2. To develop children’s reading and language skills as a critical foundation for future learning and life success.
These two aims, working concurrently are built on existing blueprints of an organisational design (The youth training and employment model), and content plug-in (The Creating a Culture of Reading) to simultaneously provide meaningful work experience in the social sector, and an experience that can develop an entrepreneurial spirit, a passion for education, and the development of key C21st competencies in the youth, while ensuring that learners are able to reach critical literacy learning milestones, by increasing their motivation to read, enriching learning spaces, and ensuring that opportunities to read abound.
Long term objective for children: This will begin to open up spaces where children can read for enjoyment, something considered a luxury in impoverished communities, with little or no access to resources, and low levels of social capital. The model is built on a strong, and proven model for literacy instruction, but also around concepts of reading for enjoyment, and learning through reading activities as ‘play’.
Long term objective for youth: It is now well documented that the first job placement is a critical lever for securing lasting full-time employment and that once this is secured, even with significant movement, people tend to remain employed. Enabling the youth to seize opportunities for exposure and experience in the world of work has substantial benefits, and employing them in the social sector has shown to have a significant impact on pro-social behaviour and has profound positive benefits for critical ‘growth-mindset capabilities.

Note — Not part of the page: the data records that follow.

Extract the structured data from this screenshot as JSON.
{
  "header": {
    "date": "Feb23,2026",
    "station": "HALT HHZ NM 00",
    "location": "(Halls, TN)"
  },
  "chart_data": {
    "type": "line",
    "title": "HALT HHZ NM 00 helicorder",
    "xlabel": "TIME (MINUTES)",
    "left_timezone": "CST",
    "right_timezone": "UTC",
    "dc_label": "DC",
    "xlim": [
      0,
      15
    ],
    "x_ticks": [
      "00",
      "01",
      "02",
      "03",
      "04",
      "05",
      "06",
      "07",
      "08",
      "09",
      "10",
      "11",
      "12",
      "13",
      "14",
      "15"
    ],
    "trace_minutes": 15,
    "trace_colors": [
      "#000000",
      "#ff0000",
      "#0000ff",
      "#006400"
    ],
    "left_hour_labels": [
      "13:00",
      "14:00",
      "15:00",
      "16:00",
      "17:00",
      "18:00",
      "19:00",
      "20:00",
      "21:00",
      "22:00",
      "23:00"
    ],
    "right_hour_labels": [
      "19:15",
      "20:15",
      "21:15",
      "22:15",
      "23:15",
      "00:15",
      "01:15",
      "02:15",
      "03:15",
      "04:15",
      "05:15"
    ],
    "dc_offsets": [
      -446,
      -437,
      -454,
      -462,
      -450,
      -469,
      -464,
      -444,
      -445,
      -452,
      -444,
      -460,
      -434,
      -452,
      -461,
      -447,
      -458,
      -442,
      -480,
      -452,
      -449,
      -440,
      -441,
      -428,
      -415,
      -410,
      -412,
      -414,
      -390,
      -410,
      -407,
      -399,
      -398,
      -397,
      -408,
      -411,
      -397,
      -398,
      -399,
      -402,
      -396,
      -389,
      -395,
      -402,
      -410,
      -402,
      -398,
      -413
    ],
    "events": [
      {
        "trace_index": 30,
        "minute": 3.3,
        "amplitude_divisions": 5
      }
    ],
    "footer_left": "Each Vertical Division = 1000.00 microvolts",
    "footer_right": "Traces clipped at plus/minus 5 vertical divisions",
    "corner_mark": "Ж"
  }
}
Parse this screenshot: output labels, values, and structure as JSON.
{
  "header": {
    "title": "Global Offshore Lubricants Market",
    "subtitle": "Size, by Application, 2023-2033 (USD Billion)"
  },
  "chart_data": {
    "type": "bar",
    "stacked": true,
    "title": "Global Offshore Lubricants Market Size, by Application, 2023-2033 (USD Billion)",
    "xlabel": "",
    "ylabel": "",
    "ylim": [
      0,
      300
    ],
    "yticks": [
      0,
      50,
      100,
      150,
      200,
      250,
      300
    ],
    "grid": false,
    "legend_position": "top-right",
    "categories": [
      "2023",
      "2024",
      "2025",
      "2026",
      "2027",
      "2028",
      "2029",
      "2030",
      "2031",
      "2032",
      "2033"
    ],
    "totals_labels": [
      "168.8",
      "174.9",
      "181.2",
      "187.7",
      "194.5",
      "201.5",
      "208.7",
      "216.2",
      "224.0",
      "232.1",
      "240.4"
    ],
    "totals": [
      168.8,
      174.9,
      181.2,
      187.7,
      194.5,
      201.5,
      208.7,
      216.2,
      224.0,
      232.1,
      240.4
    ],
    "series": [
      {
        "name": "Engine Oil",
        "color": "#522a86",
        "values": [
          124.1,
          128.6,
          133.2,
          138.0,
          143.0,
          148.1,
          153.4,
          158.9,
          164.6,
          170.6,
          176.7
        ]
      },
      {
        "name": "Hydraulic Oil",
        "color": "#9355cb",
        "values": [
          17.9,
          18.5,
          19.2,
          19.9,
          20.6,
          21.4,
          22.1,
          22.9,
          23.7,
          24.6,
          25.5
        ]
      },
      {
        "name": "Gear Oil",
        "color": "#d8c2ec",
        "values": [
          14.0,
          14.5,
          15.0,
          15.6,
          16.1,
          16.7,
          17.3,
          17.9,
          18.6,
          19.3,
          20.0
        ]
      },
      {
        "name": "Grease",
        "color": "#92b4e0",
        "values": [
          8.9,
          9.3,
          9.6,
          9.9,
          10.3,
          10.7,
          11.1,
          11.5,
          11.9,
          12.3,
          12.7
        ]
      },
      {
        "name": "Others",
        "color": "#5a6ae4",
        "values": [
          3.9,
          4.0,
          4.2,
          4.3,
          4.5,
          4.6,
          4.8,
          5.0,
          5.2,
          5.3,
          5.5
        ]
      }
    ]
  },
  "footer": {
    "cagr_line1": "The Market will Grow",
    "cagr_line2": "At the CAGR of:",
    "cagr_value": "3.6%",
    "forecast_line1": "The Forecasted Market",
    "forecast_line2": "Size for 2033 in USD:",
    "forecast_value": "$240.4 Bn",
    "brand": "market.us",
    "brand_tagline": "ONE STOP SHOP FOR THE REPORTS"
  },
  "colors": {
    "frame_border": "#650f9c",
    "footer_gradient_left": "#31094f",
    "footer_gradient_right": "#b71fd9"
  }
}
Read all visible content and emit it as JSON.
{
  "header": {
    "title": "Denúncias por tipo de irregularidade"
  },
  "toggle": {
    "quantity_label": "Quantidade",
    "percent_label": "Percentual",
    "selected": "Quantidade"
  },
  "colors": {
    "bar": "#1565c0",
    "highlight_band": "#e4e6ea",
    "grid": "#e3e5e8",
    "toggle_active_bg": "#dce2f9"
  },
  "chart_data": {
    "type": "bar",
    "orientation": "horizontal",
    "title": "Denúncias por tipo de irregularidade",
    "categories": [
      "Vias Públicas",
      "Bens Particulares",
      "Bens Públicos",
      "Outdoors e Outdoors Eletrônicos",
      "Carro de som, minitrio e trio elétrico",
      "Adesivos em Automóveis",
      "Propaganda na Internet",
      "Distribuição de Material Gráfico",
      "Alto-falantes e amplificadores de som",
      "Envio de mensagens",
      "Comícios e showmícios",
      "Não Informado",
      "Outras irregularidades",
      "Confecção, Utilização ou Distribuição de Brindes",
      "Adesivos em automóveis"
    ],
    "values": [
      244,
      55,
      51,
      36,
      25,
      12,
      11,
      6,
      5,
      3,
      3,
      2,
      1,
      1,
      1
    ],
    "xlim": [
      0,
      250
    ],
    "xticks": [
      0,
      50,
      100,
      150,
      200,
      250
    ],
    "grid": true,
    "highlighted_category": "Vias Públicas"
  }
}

Today, for every 1000 labour market participants each year, only 43 are able to find jobs in the formal sector. According to Stats SA, the official youth (15 – 34-year-olds) unemployment rate in South Africa in the first quarter of 2021 was 46.3%, a level likely to be exacerbated by the ongoing COVID-19 pandemic. Finding new and meaningful ways of employing young people in the social sector could provide for significant gains in employment as well as social outcomes.